For-profit Corinthian Colleges shutters its last 28 campuses, ends classes for 16,000 students

For-profit Corinthian Colleges shutters its last 28 campuses, ends classes for 16,000 students, Troubled for-profit higher education company Corinthian Colleges will close its remaining 28 campuses and end classes for about 16,000 students nationwide, company officials announced Sunday.

The college chain, which has drawn regulators’ sanctions, sold 56 of its Everest and WyoTech campuses and gradually shut down 12 others in a deal with nonprofit career training program Zenith Education Group, a subsidiary of nonprofit higher education finance company ECMC, Corinthian officials said in a statement.

But Corinthian’s shutdown, effective Monday, closed its last Everest and WyoTech campuses in California, Arizona and New York, and Heald College’s locations in California, Hawaii and Oregon, according to Corinthian.

The U.S. Department of Education slapped the company with a $30 million fine April 14 after uncovering “serious” misrepresentation of job placement success rates for students in the company’s Heald campuses, agency officials admitted in a statement.

The DOE reached an agreement last summer with the company that it would eventually cease operations. Corinthian didn’t adequately answer questions about its use of “false and misleading” job statistics in marketing materials and allegations that Corinthian exaggerated grade and attendance figures, Under Secretary of Education Ted Mitchell wrote in a blog post on the agency’s website.Mitchell pledged that the DOE would help the schools’ students.
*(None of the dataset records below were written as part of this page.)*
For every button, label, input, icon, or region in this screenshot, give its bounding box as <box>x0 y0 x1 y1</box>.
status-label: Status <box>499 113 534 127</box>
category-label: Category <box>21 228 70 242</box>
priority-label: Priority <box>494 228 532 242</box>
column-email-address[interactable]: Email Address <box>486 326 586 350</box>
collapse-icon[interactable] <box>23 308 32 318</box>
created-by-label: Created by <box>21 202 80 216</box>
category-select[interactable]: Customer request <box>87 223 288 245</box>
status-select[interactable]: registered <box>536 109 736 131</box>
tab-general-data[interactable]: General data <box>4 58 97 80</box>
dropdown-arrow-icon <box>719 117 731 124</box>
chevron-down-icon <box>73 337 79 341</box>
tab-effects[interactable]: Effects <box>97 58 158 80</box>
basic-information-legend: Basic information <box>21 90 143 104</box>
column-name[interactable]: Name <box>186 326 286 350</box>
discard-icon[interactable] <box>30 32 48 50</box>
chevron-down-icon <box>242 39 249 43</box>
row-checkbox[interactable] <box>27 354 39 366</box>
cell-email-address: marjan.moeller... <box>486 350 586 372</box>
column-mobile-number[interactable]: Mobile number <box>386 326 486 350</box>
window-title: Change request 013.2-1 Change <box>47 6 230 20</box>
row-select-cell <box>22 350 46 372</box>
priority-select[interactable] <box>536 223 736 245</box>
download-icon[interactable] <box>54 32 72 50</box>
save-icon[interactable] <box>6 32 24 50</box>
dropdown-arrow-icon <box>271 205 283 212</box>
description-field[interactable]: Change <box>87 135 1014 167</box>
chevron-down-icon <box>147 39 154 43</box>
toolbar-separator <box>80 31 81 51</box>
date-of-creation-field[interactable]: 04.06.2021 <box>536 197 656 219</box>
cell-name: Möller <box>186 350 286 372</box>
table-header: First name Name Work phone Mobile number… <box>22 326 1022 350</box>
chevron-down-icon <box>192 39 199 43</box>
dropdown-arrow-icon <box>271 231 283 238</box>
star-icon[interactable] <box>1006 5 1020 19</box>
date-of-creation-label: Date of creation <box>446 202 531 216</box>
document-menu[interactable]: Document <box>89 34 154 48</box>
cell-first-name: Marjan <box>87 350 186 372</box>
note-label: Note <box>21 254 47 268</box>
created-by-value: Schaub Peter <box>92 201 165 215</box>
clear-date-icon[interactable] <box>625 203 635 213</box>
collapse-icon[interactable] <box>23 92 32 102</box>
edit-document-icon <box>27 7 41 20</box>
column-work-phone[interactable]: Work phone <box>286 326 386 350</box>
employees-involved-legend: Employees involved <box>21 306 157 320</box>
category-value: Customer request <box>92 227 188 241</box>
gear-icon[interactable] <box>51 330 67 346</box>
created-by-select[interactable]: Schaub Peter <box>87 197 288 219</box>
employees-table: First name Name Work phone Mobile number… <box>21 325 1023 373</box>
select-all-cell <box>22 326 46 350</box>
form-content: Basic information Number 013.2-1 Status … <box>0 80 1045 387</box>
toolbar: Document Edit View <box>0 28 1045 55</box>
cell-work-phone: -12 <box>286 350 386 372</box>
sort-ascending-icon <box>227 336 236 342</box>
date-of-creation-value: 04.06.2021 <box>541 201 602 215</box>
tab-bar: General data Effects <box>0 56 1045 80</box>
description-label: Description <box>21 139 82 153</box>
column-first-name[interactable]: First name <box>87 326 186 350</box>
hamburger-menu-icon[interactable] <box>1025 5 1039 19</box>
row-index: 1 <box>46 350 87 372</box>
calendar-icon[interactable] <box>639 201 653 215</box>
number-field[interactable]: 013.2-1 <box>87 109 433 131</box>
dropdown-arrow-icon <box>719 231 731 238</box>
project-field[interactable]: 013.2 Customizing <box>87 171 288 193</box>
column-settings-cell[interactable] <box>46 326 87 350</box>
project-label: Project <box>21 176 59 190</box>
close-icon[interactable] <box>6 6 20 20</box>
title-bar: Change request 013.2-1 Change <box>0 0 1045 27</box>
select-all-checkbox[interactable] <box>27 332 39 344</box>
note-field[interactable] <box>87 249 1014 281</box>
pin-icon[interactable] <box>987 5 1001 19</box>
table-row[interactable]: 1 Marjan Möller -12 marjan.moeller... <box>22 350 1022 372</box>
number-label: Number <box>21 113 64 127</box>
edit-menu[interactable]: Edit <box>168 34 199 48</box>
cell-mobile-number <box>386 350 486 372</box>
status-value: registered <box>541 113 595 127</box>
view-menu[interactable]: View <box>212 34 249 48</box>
“What these students have experienced is unacceptable and we look forward to working with Congress in an effort to improve accountability and transparency in the career college industry,” Mitchell said.

But company officials blamed state and federal officials for the school shutdowns, maintaining that regulators scuttled additional sell-offs by demanding burdensome fees and mandates for prospective buyers who would have kept the schools open.

“We believe that we have attempted to do everything within our power to provide a quality education and an opportunity for a better future for our students,” Corinthian CEO Jack Massimino said in a statement. “Unfortunately the current regulatory environment would not allow us to complete a transaction with several interested parties that would have allowed for a seamless transition for our students.”Some students at the closed schools may now be eligible to discharge their loans, while others who enrolled in the past four months will get guidance from the agency, officials at the Department of Education said.

Federal officials plan to work with state community colleges to provide opportunities for further education for the students at the shuttered Corinthian campuses, Mitchell said.

“We will do everything we can to ensure that Corinthian makes good on its obligations to students and taxpayers to the extent possible,” he said. “In addition, we encourage Corinthian students to pursue debt relief with their state, especially as many states have tuition recovery funds.”